Whenever possible, software designers should try to copy the standard displays
with which operators have become familiar, and which were often developed for
good psychological reasons, instead of trying to be creative or unique. For example,
icons with a standard interpretation should be used. Researchers have found that
icons often pleased system designers but irritated users . Air traffic controllers,
for example, found the arrow icons for directions on a new display useless and
preferred numbers. Once again, including experienced operators in the design
process and understanding why the current analog displays have developed as they
have will help to avoid these basic types of design errors.

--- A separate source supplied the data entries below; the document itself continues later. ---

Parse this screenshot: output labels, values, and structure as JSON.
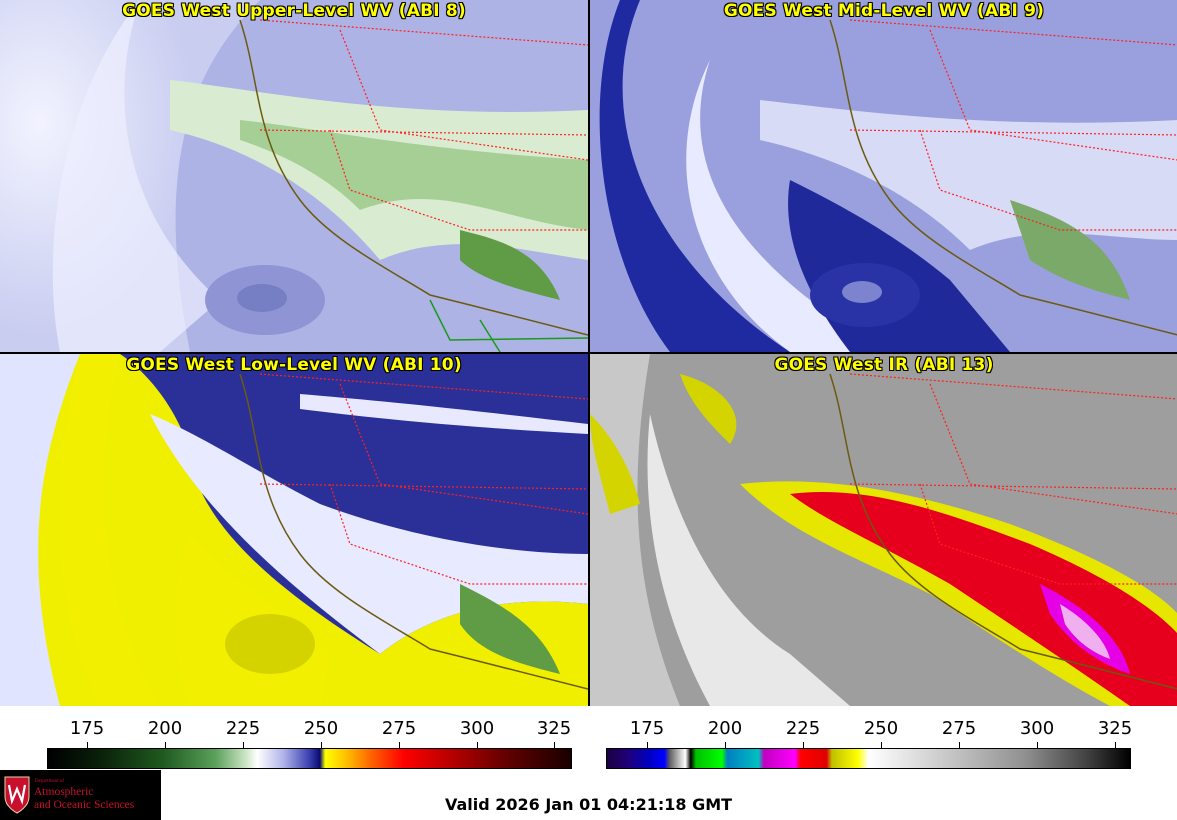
{
  "panels": [
    {
      "title": "GOES West Upper-Level WV (ABI 8)"
    },
    {
      "title": "GOES West Mid-Level WV (ABI 9)"
    },
    {
      "title": "GOES West Low-Level WV (ABI 10)"
    },
    {
      "title": "GOES West IR (ABI 13)"
    }
  ],
  "wv_colorbar": {
    "ticks": [
      "175",
      "200",
      "225",
      "250",
      "275",
      "300",
      "325"
    ]
  },
  "ir_colorbar": {
    "ticks": [
      "175",
      "200",
      "225",
      "250",
      "275",
      "300",
      "325"
    ]
  },
  "logo": {
    "dept_line": "Department of",
    "name_line1": "Atmospheric",
    "name_line2": "and Oceanic Sciences"
  },
  "valid_time": "Valid 2026 Jan 01 04:21:18 GMT",
  "colors": {
    "title_yellow": "#ffff00",
    "border_red": "#ff2020",
    "coast_olive": "#6b5a10"
  }
}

An excellent way to enhance human interpretation and processing is to design
the control panel to mimic the physical layout of the plant or system. For example,
graphical displays allow the status of valves to be shown within the context of piping
diagrams and even the flow of materials. Plots of variables can be shown, highlighting important relationships.
The graphical capabilities of computer displays provides exciting potential for
improving on traditional instrumentation, but the designs need to be based on psychological principles and not just on what appeals to the designer, who may never
have operated a complex process. As Lees has suggested, the starting point should
be consideration of the operators tasks and problems; the display should evolve as
a solution to these .
Operator inputs to the design process as well as extensive simulation and testing
will assist in designing usable computer displays. Remember that the overall goal is
to reduce the mental workload of the human in updating their process models and
to reduce human error in interpreting feedback.
section 9.5.
Summary.
A process for safety-guided design using STPA and some basic principles for safe
design have been described in this chapter. The topic is an important one and more
still needs to be learned, particularly with respect to safe system design for human
controllers. Including skilled and experienced operators in the design process from
the beginning will help as will performing sophisticated human task analyses rather
than relying primarily on operators interacting with computer simulations.
The next chapter describes how to integrate the disparate information and techniques provided so far in part 3 into a system-engineering process that integrates
safety into the design process from the beginning, as suggested in chapter 6.